Я использую ноутбук, на котором физически менять диски нецелесообразно (по крайней мере, нечасто), и я хочу запускать Win 10 Pro с моего диска NVMe (при этом диск SATA будет отключен в диспетчере устройств) и экспериментировать с различными дистрибутивами Linux, запуская их с моего диска SATA или Live CD (при этом диск NVMe будет для них невидимым), при этом сохраняя данные на моем диске NVMe в безопасности.
Некоторая системная информация
- BIOS
AMI Aptio 2.18.126
Прошивка версии 1.05.03 - Чипсет
Intel Z170 - Семейство процессоров
Skylake - NVMe-накопитель
Samsung 950 Pro - SATA-диск
Samsung 850 Pro
Большое спасибо @EugenRieck, @davidgo, @TwistyImpersonator, @dirkt, @KamilMaciorowski и всем, кто нашел время ответить.
В ответ на вопрос Дирка. Я стремился к мультизагрузочной настройке, где «диск a» с его данными и ОС был бы изолирован от всего, что работало на «диске b». В идеале было бы удобно отключить выбранный диск (или порт диска) в BIOS или, что еще лучше, через аппаратный переключатель, но в моей системе такой возможности нет. Я видел некоторые вещи, ссылающиеся на настройку параметров ядра Linux при загрузке через командную строку, поэтому я задался вопросом, могу ли я отключить диск таким образом. Такой подход показался мне удобным, поскольку его было бы легче применить к чему-то вроде предварительно настроенного Live CD, а также ко всему, что я мог бы установить и настроить на «диске b». (Еще раз спасибо Eugen за подробности о том, как это сделать). Из того, что Дэвид сказал в своем посте, похоже, что такие команды ядра не переопределяют, и при таком подходе все равно будет довольно тривиально, если вредоносная программа попадет на мой диск NVMe, если я, скажем, неправильно настрою IPTables или неправильно настрою виртуальную машину, или установлю пакет, который выглядел так, будто у него есть некоторые уникальные творческие функции, но на самом деле был поврежден.
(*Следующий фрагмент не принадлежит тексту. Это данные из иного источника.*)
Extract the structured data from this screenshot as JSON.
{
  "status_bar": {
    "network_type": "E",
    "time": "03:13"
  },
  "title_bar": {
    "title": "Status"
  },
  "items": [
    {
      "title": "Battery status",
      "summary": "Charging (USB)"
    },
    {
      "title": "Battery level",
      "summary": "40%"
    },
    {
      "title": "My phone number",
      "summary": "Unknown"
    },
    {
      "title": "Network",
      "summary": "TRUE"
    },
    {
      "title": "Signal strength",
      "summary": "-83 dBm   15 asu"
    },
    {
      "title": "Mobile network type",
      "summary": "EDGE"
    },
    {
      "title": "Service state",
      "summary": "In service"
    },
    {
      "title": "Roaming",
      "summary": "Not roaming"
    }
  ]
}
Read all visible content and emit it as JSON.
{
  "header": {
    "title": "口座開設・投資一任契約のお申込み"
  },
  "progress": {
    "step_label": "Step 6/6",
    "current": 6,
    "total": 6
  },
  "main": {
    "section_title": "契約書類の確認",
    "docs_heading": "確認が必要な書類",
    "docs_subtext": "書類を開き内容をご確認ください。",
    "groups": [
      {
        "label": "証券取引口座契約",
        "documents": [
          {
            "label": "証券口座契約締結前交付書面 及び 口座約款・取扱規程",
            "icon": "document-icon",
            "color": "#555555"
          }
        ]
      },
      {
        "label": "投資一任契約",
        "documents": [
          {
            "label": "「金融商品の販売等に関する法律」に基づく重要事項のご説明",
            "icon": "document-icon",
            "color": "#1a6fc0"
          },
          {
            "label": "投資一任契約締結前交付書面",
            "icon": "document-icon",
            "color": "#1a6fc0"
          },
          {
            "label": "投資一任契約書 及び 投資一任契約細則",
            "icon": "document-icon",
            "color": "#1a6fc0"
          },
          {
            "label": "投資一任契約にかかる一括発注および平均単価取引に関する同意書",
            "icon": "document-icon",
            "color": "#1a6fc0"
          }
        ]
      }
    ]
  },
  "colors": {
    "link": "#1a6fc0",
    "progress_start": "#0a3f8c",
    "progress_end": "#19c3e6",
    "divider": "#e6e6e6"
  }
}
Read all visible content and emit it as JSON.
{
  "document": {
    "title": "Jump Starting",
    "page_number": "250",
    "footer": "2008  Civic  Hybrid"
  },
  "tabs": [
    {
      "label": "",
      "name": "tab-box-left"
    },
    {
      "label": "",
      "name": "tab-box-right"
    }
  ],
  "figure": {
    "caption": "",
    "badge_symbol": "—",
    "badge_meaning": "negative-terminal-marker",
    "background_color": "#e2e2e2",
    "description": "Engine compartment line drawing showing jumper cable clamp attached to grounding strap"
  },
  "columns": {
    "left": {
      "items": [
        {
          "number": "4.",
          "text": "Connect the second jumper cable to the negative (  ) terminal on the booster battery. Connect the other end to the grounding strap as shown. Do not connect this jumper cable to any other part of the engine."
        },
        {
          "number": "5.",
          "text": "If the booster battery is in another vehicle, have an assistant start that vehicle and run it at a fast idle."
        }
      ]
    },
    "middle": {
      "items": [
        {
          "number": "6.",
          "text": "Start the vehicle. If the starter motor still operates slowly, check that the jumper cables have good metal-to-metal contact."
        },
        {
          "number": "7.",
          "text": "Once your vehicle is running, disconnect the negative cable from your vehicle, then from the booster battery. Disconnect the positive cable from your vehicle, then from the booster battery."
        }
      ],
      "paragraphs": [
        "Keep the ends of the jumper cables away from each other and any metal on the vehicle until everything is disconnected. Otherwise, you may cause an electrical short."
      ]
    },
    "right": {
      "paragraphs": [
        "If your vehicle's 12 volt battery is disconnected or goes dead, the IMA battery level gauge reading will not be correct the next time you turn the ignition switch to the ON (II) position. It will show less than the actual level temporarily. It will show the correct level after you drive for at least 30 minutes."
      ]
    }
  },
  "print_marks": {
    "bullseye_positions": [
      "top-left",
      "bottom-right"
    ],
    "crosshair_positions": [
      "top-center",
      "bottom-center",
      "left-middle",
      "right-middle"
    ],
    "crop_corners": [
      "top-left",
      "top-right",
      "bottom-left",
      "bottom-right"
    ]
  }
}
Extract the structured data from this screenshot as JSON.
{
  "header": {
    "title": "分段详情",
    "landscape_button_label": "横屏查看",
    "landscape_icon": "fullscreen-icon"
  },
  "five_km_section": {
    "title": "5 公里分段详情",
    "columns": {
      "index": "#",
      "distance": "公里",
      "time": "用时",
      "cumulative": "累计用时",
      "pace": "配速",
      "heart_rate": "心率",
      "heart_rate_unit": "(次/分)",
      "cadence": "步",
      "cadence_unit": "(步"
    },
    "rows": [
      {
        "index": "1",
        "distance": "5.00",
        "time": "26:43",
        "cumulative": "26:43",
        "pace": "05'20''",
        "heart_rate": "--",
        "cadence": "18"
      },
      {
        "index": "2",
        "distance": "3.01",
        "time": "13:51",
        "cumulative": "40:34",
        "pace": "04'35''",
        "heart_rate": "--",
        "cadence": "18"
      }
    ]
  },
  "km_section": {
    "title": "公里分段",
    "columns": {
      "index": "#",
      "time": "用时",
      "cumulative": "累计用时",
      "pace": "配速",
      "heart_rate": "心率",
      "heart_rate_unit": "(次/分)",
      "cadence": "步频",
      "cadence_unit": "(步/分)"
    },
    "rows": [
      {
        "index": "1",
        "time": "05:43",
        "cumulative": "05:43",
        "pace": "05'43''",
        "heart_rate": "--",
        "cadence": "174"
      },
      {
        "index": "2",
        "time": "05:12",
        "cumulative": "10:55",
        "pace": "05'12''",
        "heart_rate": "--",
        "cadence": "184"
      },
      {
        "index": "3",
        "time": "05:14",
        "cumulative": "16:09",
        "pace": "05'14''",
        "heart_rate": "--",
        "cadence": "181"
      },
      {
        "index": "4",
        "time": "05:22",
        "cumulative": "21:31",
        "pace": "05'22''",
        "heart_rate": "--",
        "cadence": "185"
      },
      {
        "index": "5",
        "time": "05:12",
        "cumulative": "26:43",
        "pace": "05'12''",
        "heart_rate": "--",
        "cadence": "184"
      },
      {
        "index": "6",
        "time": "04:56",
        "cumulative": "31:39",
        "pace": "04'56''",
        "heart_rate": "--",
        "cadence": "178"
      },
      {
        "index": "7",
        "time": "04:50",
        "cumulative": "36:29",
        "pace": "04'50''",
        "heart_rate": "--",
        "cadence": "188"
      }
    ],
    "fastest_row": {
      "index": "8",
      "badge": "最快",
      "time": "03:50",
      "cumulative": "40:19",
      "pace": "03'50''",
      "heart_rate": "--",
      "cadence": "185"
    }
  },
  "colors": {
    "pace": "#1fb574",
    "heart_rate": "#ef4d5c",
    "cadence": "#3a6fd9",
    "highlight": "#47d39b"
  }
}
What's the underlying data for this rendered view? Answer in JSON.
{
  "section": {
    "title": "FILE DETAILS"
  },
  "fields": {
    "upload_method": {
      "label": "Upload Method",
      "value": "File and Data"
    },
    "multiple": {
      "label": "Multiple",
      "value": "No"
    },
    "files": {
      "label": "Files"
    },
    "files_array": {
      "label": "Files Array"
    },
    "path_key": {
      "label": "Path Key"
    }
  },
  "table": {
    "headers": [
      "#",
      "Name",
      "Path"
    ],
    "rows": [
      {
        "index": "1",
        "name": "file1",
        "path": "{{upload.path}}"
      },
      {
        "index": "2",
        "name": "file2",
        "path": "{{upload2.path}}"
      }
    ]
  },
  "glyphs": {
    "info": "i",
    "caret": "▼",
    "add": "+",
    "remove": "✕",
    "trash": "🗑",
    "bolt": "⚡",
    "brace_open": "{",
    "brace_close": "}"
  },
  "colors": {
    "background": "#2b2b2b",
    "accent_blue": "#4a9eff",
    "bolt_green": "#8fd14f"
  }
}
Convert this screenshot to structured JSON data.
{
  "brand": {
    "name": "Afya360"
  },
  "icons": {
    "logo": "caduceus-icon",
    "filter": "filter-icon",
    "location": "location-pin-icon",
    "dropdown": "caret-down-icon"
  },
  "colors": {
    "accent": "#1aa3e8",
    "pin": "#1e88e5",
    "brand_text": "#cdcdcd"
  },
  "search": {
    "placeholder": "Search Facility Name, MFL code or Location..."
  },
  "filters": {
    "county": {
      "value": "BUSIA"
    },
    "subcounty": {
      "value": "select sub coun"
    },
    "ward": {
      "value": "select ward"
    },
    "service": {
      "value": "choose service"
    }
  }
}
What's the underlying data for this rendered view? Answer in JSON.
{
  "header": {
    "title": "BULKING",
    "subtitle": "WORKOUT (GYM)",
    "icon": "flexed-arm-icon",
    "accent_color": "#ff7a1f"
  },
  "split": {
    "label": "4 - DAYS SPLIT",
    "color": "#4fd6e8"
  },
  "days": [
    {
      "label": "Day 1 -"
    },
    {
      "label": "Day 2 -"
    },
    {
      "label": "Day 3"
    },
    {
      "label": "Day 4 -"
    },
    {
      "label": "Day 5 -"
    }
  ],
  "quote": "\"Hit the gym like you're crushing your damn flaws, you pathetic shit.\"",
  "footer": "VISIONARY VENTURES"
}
Это верно?
решение1
Это довольно просто: modprobe.blacklist=nvme
для этого достаточно параметра командной строки загрузки.
РЕДАКТИРОВАТЬ
Как и просили в комментариях, вот некоторая предыстория:
modprobe
это механизм, с помощью которого драйверы автоматически загружаются при обнаружении устройства. Поэтому, когда ваш диск NVMe обнаруживается на шине PCIe, он будет вызван для попытки загрузить драйверы.- Поскольку существуют некоторые ситуации, когда вы не хотите, чтобы драйвер загружался автоматически (канонический пример —
nouveau
двоичный драйвер nvidia от поставщика), этот механизм содержит функцию «черного списка», которая остановит автозагрузку драйвера. - Этот черный список можно включить либо редактированием файла,
/etc/modprobe.d
либо через командную строку ядра. Я использовал последний вариант, поскольку в вашем вопросе явно указана командная строка загрузки. - Драйвер (модуль ядра), который делает накопители NVMe доступными как блочные устройства, неудивительно называется «nvme».
Собрав все это вместе, мы получаем упомянутую командную строку - совершенно не редкость использовать такой параметр, особенно с необычными ноутбуками. По сути, это точный аналог отключения драйверов SATA в диспетчере устройств Windows.